Am besten währe es, denke ich, wenn jemand die Linien einzeichnen würde, an denen ich slicen muss.
Ich hab nämlich kein Plan


----------



## Thomas Lindner (15. Dezember 2003)

und wir haben keinen Dateianhang!


----------



## Xeal87 (15. Dezember 2003)

ups..
hier der link: http://web21.p15143113.pureserver.info/teampride/final/design.jpg


----------



## Thomas Lindner (15. Dezember 2003)

So, die Linien sind jetzt nicht "gerade" aber sollten Dir zeigen, wie ich slicen würde - ohne Gewähr-.


----------



## Neurodeamon (15. Dezember 2003)

Wobei man Slices, die einen sich wiederholenden Teil haben, verkleinern könnte.
Mit CSS kann man dann die kleine Grafik als Hintergrund setzen, der sich wiederholt.

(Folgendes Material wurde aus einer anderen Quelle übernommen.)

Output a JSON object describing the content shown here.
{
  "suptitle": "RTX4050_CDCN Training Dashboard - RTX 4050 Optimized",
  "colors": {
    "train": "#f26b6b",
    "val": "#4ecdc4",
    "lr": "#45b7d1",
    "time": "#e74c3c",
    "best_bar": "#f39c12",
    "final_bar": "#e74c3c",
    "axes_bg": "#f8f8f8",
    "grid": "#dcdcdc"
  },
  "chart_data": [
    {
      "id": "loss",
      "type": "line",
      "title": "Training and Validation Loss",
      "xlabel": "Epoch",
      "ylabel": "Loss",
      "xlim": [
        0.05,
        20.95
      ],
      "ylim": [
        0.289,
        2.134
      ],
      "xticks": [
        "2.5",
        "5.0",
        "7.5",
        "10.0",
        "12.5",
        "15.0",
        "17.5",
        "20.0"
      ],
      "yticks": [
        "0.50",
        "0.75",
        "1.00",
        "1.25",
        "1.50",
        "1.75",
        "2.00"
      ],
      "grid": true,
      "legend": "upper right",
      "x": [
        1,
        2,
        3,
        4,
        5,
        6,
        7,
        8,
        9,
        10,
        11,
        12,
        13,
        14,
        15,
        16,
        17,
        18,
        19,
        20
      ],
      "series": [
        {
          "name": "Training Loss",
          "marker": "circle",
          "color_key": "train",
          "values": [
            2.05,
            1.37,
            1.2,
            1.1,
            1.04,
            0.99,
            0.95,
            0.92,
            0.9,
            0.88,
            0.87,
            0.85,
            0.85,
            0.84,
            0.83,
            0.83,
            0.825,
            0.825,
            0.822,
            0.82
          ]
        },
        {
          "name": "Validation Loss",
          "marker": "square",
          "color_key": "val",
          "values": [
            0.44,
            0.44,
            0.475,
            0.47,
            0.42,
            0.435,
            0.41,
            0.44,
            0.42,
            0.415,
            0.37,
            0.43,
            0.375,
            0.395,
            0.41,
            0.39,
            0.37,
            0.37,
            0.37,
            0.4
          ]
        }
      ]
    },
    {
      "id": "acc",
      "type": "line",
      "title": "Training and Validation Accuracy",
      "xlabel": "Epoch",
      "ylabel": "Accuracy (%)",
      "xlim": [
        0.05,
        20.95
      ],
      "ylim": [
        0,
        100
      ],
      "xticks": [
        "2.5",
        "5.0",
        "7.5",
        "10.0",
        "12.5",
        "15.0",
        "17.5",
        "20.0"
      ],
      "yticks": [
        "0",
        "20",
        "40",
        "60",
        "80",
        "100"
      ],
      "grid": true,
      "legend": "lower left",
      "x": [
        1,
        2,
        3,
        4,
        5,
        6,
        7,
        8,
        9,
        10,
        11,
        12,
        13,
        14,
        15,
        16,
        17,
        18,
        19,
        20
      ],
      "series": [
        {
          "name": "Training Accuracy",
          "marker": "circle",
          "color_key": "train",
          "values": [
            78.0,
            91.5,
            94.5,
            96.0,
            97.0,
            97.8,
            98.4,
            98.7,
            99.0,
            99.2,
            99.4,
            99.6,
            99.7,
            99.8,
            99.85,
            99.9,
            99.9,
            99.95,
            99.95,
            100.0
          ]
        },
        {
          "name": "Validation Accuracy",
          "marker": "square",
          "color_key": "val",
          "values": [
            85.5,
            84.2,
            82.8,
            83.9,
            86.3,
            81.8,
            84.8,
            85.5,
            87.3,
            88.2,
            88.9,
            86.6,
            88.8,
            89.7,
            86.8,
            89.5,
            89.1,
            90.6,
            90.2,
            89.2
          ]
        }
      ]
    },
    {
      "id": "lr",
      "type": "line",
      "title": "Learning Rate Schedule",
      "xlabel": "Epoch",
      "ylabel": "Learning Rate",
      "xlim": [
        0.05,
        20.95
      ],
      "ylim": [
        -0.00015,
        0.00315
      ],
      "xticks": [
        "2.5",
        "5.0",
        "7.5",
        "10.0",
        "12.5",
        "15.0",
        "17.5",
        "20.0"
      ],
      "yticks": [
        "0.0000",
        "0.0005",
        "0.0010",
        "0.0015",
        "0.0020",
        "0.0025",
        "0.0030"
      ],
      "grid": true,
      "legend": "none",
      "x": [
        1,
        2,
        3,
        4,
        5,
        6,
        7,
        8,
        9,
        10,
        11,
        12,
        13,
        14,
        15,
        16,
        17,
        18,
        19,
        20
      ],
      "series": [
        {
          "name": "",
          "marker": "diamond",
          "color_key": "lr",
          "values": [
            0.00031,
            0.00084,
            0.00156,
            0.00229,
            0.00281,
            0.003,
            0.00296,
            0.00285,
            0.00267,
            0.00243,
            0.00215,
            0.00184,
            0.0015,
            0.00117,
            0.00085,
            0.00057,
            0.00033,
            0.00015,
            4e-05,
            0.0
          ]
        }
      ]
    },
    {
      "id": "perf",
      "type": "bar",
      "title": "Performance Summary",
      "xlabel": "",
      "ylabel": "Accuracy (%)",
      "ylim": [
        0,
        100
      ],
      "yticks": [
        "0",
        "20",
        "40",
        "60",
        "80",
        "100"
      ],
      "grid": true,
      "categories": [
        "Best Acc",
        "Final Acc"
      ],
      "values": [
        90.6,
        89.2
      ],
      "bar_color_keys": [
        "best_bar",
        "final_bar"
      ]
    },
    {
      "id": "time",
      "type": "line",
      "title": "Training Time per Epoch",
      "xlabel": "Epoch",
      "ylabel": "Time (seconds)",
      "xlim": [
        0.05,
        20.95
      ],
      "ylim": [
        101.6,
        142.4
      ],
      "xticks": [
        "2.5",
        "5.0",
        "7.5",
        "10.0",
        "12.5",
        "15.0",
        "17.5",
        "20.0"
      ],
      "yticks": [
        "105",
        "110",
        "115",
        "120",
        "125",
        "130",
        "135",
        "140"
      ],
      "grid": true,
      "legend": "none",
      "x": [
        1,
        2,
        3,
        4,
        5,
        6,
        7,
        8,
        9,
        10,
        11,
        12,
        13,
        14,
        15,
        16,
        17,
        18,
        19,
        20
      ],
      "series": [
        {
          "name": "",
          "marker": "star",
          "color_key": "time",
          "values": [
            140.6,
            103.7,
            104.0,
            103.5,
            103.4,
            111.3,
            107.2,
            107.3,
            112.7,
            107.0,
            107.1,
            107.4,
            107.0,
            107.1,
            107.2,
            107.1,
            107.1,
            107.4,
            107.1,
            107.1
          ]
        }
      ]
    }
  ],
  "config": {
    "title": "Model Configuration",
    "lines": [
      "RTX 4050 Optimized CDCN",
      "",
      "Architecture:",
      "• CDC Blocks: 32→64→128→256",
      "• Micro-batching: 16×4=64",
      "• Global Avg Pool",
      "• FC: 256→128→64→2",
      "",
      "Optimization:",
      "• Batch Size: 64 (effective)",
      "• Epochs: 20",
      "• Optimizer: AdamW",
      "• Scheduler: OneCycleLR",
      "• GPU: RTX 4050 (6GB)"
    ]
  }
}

Damit kann man die Ladezeiten drastisch verkürzen.

Bsp: Dateianhang

oder einen meiner eigenen Entwürfe anschauen.


----------



## Xeal87 (16. Dezember 2003)

Hm...
@ Thomas Lindner: Ich glaube du vergisst, dass die Content Tabelle sich anpassen soll, oder ? Die Babe tabelle übrigens auch.
Also wenn mich nicht alles täuscht kann sie das doch so wie du es gemacht hast nicht oder ?


----------



## Thomas Lindner (16. Dezember 2003)

Unter Berücjksichtigung des Tips von Neurodeamon kann Sie (die Tabelle) das sehr wohl. Man muß nur in einigen Tabelln mit festen in andern mit "flexiblen Maßen arbeiten.


----------



## Xeal87 (16. Dezember 2003)

?
das kapier ich net


----------